La visite s’inscrit aussi dans le prolongement de la mobilisation présidentielle en faveur du G5 Sahel, cette force conjointe, fortement poussée par Paris, qui réunit le Mali, le Burkina Faso, le Tchad, le Niger et la Mauritanie. Depuis des mois, le président français s’acharne à mettre en place cette force anti-djihadiste le plus vite possible et à accroître l’aide internationale autour d’elle.
Territoire stratégique et plaque tournante
Lors du dernier sommet sur le sujet à la Celle-Saint-Cloud, le 13 décembre, Emmanuel Macron a obtenu de nouvelles promesses de financement – de l’Arabie saoudite (100 millions d’euros), des Emirats arabes unis (30 millions) et des Pays-Bas (5 millions) –, et un soutien politique accru, via le lancement d’une « coalition Sahel » incluant les Etats-Unis, l’Allemagne, l’Italie et des organisations internationales autour du même objectif de soutien aux pays du G5 Sahel. Symboliquement, se joindront ainsi au dîner présidentiel du 22 décembre un détachement de 45 Allemands, des officiers de liaison européens mais aussi certainement des Américains et des Canadiens présents sur les bases voisines.

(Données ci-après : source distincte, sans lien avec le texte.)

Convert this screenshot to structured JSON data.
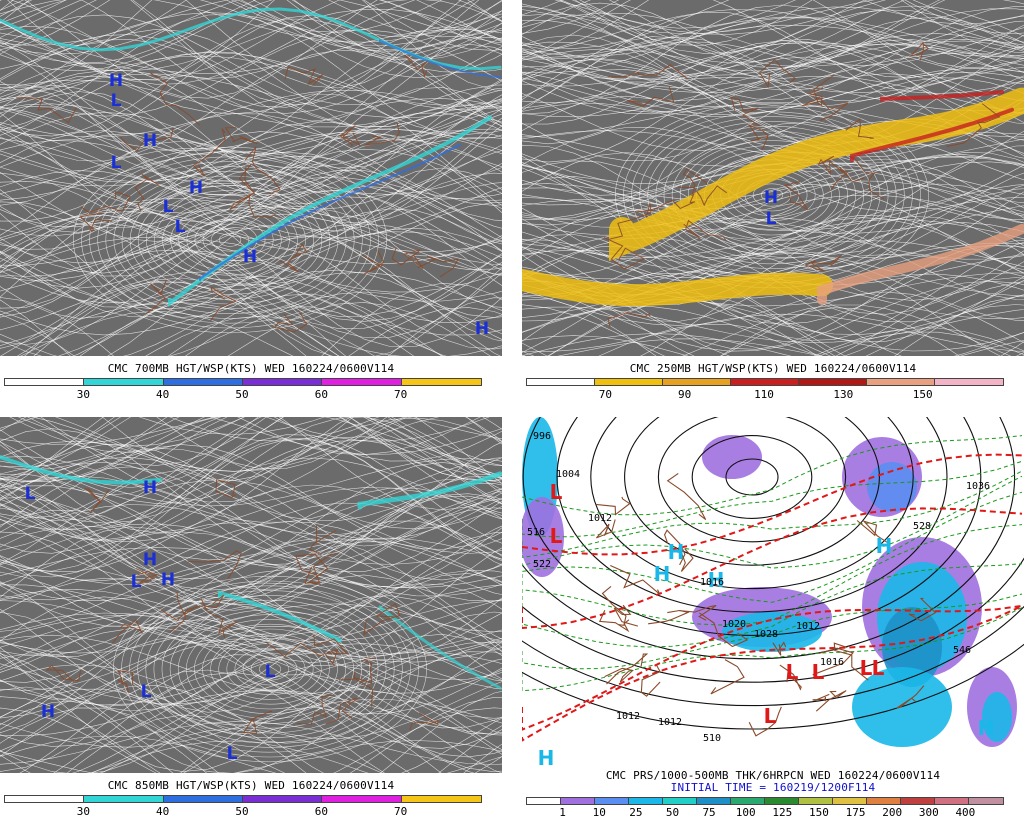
{
  "colors": {
    "map_fill": "#6b6b6b",
    "streamline": "#ffffff",
    "border": "#8a4a2a",
    "hi_lo_blue": "#1a2fd6",
    "hi_lo_red": "#e01818",
    "hi_lo_cyan": "#1ab8e8",
    "thickness_red": "#e01818",
    "thickness_green": "#1a9a1a",
    "isobar": "#111111"
  },
  "panels": [
    {
      "id": "p700",
      "caption": "CMC 700MB HGT/WSP(KTS) WED 160224/0600V114",
      "colorbar": {
        "segments": [
          "#ffffff",
          "#33d6d6",
          "#2d6fe0",
          "#7a2fd6",
          "#e020e0",
          "#f5c518"
        ],
        "ticks": [
          "30",
          "40",
          "50",
          "60",
          "70"
        ]
      },
      "markers": [
        {
          "t": "H",
          "c": "blue"
        },
        {
          "t": "L",
          "c": "blue"
        },
        {
          "t": "H",
          "c": "blue"
        },
        {
          "t": "L",
          "c": "blue"
        },
        {
          "t": "H",
          "c": "blue"
        },
        {
          "t": "L",
          "c": "blue"
        },
        {
          "t": "L",
          "c": "blue"
        },
        {
          "t": "H",
          "c": "blue"
        },
        {
          "t": "H",
          "c": "blue"
        }
      ]
    },
    {
      "id": "p250",
      "caption": "CMC 250MB HGT/WSP(KTS) WED 160224/0600V114",
      "colorbar": {
        "segments": [
          "#ffffff",
          "#f0c010",
          "#e8a020",
          "#c82020",
          "#b01818",
          "#e8a080",
          "#f4b4c8"
        ],
        "ticks": [
          "70",
          "90",
          "110",
          "130",
          "150"
        ]
      },
      "markers": [
        {
          "t": "H",
          "c": "blue"
        },
        {
          "t": "L",
          "c": "blue"
        }
      ]
    },
    {
      "id": "p850",
      "caption": "CMC 850MB HGT/WSP(KTS) WED 160224/0600V114",
      "colorbar": {
        "segments": [
          "#ffffff",
          "#33d6d6",
          "#2d6fe0",
          "#7a2fd6",
          "#e020e0",
          "#f5c518"
        ],
        "ticks": [
          "30",
          "40",
          "50",
          "60",
          "70"
        ]
      },
      "markers": [
        {
          "t": "L",
          "c": "blue"
        },
        {
          "t": "H",
          "c": "blue"
        },
        {
          "t": "H",
          "c": "blue"
        },
        {
          "t": "H",
          "c": "blue"
        },
        {
          "t": "L",
          "c": "blue"
        },
        {
          "t": "L",
          "c": "blue"
        },
        {
          "t": "L",
          "c": "blue"
        },
        {
          "t": "H",
          "c": "blue"
        },
        {
          "t": "L",
          "c": "blue"
        }
      ]
    },
    {
      "id": "pprs",
      "caption": "CMC PRS/1000-500MB THK/6HRPCN WED 160224/0600V114",
      "subcaption": "INITIAL TIME = 160219/1200F114",
      "colorbar": {
        "segments": [
          "#ffffff",
          "#a070e0",
          "#5a8ef0",
          "#1ab8e8",
          "#20d0c8",
          "#1e90c8",
          "#2aa870",
          "#2a8a30",
          "#b0c040",
          "#e0c040",
          "#e08040",
          "#c04040",
          "#d07080",
          "#c090a0"
        ],
        "ticks": [
          "1",
          "10",
          "25",
          "50",
          "75",
          "100",
          "125",
          "150",
          "175",
          "200",
          "300",
          "400"
        ]
      },
      "markers": [
        {
          "t": "L",
          "c": "red"
        },
        {
          "t": "L",
          "c": "red"
        },
        {
          "t": "H",
          "c": "cyan"
        },
        {
          "t": "H",
          "c": "cyan"
        },
        {
          "t": "H",
          "c": "cyan"
        },
        {
          "t": "H",
          "c": "cyan"
        },
        {
          "t": "L",
          "c": "red"
        },
        {
          "t": "L",
          "c": "red"
        },
        {
          "t": "L",
          "c": "red"
        },
        {
          "t": "L",
          "c": "red"
        },
        {
          "t": "L",
          "c": "red"
        },
        {
          "t": "H",
          "c": "cyan"
        },
        {
          "t": "H",
          "c": "cyan"
        }
      ],
      "isobar_labels": [
        "996",
        "1004",
        "1012",
        "1020",
        "1028",
        "1012",
        "1012",
        "1012",
        "1016",
        "1016",
        "1036"
      ],
      "thickness_labels": [
        "510",
        "516",
        "522",
        "528",
        "546"
      ]
    }
  ]
}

Le Niger est un territoire stratégique. Pays immense et semi-désertique, l’un des plus pauvres de la planète, il est confronté aux attaques des groupes djihadistes de la bande sahélienne à l’ouest et au nord, mais aussi aux islamistes de Boko Haram au sud-est. Il est aussi une plaque tournante du trafic de migrants africains qui tentent de gagner l’Europe, en continuant soit par l’Algérie à l’ouest, soit par la Libye à l’est. Autant de problématiques qui vont permettre au président français de décliner les autres piliers de sa politique africaine, énoncée lors de son discours de Ouagadougou. Ce déplacement est « un signal politique fort adressé à un partenaire qui est engagé aujourd’hui sur tous les fronts », souligne-t-on du côté de l’Elysée.
Le président nigérien, Mahamadou Issoufou, est un allié-clé des Occidentaux dans la région, ce qui lui vaut les critiques d’une partie de la population et de la classe politique. Les forces armées étrangères – française et américaine notamment, engagées contre les groupes dhijadistes – y sont fortement présentes. Lors de la réunion de la Celle-Saint-Cloud, M. Issoufou a annoncé que deux bataillons supplémentaires seraient fournis à la force du G5 Sahel.

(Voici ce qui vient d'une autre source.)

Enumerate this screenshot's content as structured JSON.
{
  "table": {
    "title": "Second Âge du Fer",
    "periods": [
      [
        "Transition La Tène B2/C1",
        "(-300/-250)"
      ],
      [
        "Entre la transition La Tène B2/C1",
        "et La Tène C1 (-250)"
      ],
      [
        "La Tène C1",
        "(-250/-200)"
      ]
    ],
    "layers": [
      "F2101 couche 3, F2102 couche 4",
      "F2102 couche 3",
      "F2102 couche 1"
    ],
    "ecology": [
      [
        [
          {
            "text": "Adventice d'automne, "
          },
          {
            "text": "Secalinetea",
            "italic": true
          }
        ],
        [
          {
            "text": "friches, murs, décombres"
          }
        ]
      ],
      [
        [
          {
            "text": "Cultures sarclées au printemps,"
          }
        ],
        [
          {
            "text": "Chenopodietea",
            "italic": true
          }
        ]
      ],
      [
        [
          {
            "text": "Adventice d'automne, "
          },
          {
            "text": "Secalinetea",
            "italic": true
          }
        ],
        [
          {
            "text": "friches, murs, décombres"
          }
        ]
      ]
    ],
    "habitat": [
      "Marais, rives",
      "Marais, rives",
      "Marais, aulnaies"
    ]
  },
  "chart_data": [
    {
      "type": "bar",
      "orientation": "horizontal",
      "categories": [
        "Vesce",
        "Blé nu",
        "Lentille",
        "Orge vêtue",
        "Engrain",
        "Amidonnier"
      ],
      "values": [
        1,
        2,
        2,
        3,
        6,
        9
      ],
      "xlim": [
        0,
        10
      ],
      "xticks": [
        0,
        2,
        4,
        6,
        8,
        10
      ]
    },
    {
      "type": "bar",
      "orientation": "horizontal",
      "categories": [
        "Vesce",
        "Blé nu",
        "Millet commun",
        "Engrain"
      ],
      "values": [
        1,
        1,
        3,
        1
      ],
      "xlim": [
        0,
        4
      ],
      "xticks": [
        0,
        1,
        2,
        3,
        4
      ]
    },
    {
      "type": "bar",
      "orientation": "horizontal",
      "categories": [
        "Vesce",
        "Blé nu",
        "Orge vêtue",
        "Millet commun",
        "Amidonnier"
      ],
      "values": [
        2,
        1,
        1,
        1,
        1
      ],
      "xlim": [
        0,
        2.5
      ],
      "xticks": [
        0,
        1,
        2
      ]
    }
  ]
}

400 millions d’euros pour le développement
Le pays a également été le premier à avoir accueilli des centres de transit pour migrants, voulus par les Européens. Dès 2015, quatre structures ont été ouvertes sous l’égide de l’Union européenne et de l’Organisation internationale pour les migrations (OIM). Installées dans les villes de Niamey, Arlit, Agadez et Dirkou, elles sont censées faciliter les démarches des migrants qui veulent rentrer dans leur pays. Depuis début 2017, le Niger applique aussi avec une sévérité inédite une loi punissant le trafic de migrants. Avec des résultats contestés : si le ralentissement du principal flux de circulation Niamey-Agadez est notable, de nombreux observateurs estiment que les réseaux se sont adaptés et empruntent désormais des routes secondaires, plus dangereuses.

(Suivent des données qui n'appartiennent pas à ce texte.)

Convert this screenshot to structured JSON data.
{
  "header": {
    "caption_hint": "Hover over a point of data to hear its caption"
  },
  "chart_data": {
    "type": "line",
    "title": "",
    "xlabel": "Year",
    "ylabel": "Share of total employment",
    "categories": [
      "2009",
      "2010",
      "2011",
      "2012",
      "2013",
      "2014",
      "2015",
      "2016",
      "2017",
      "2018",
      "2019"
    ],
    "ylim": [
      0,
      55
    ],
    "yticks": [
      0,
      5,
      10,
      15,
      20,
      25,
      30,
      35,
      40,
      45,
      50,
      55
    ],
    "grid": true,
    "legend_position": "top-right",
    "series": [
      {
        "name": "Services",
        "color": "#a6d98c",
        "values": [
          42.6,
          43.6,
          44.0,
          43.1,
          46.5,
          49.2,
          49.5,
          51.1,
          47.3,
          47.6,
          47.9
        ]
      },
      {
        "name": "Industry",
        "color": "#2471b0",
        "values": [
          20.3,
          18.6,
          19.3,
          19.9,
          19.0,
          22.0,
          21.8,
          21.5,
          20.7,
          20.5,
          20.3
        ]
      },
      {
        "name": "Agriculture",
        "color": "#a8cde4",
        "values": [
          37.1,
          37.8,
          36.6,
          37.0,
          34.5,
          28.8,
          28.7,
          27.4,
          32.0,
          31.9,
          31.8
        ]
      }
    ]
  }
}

Enfin, Paris devrait annoncer de nouveaux projets de développement à destination de ce pays qui figure tout en bas des classements mondiaux sur le développement, malgré ses importantes réserves d’uranium, notamment exploitées par le français Areva. La France avait annoncé que 400 millions d’euros lui seront consacrés au cours des 4 prochaines années (2017-2021). L’Elysée estime que le Niger est en première ligne s’agissant du défi démographique, de l’éducation des filles, autres sujets clés du discours de Ouagadougou.